Le stade du miroir (Lacan, 1966) Lacan explique que l’enfant se reconnaît dans son reflet, mais cette identification est fondée sur une méconnaissance. Ici, Le Cauchemar joue avec cette idée : le cheval agit comme un "regard-miroir", enfermant la dormeuse dans un espace où son propre reflet lui échappe et où elle ne peut s’éveiller à elle-même.


L’Objet petit a (Lacan, 1977) L’objet petit a est ce qui structure le désir mais demeure inaccessible. Dans Le Cauchemar, tout est désir empêché : le corps de la femme, abandonné mais figé, l’incube qui la contraint sans l’agresser, le cheval qui regarde sans agir. L’image capte cette impossibilité de résoudre la tension du désir.


Le Symbolique, l’Imaginaire et le Réel (Lacan, 1977) Lacan divise la psyché en trois registres : le Symbolique (langage et loi), l’Imaginaire (image et illusion) et le Réel (ce qui échappe à toute représentation). Ce tableau est une collision entre ces trois ordres : une scène réaliste qui se dérobe à la logique, un corps qui appartient au rêve et une présence de l’indicible.


L’archétype de l’Ombre (Jung, 1954) Carl Gustav Jung définit l’Ombre comme la part inconsciente refoulée de notre psyché. Ici, l’incube semble incarner cette Ombre, un fragment du sujet qui se manifeste sous une forme autonome et menaçante, symbolisant une angoisse intérieure projetée sur l’extérieur.
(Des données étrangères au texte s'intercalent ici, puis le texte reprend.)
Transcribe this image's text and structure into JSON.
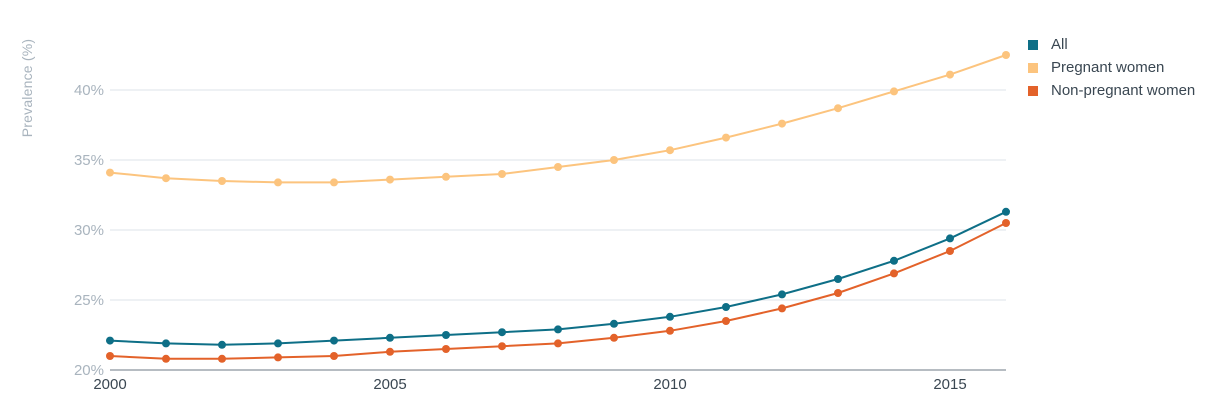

Le Vide et la temporalité suspendue (Bergson, 1896) Henri Bergson oppose le temps mécanique au temps vécu. Le Cauchemar illustre cette temporalité suspendue : il n’y a ni avant ni après, seulement un instant qui refuse de passer. L’image capture le vertige d’une boucle qui empêche toute progression.


L’Expérience du Seuil (Merleau-Ponty, 1945) Maurice Merleau-Ponty explore la perception comme un espace de transition. Ce tableau est un pur seuil : entre conscience et inconscience, rêve et réalité, immobilité et tension. Il met en scène un corps qui n’appartient plus à lui-même, captif d’un état inachevé.


L’Attente et le silence (Weil, 1947) Simone Weil parle du silence comme d’un espace d’ouverture vers une révélation. Or, Le Cauchemar inverse cette attente : ici, le silence est verrouillé, oppressant, empêchant toute révélation. L’image n’est pas un appel au dépassement, mais une assignation à l’impossibilité d’un après.


L’échec du passage (Camus, 1942) Albert Camus, avec Le Mythe de Sisyphe, illustre l’absurdité d’un effort sans issue. Le Cauchemar enferme ce même paradoxe : la dormeuse est figée dans un combat qu’elle ne mène pas, retenue à mi-chemin, prisonnière d’un état dont elle ne peut s’extraire.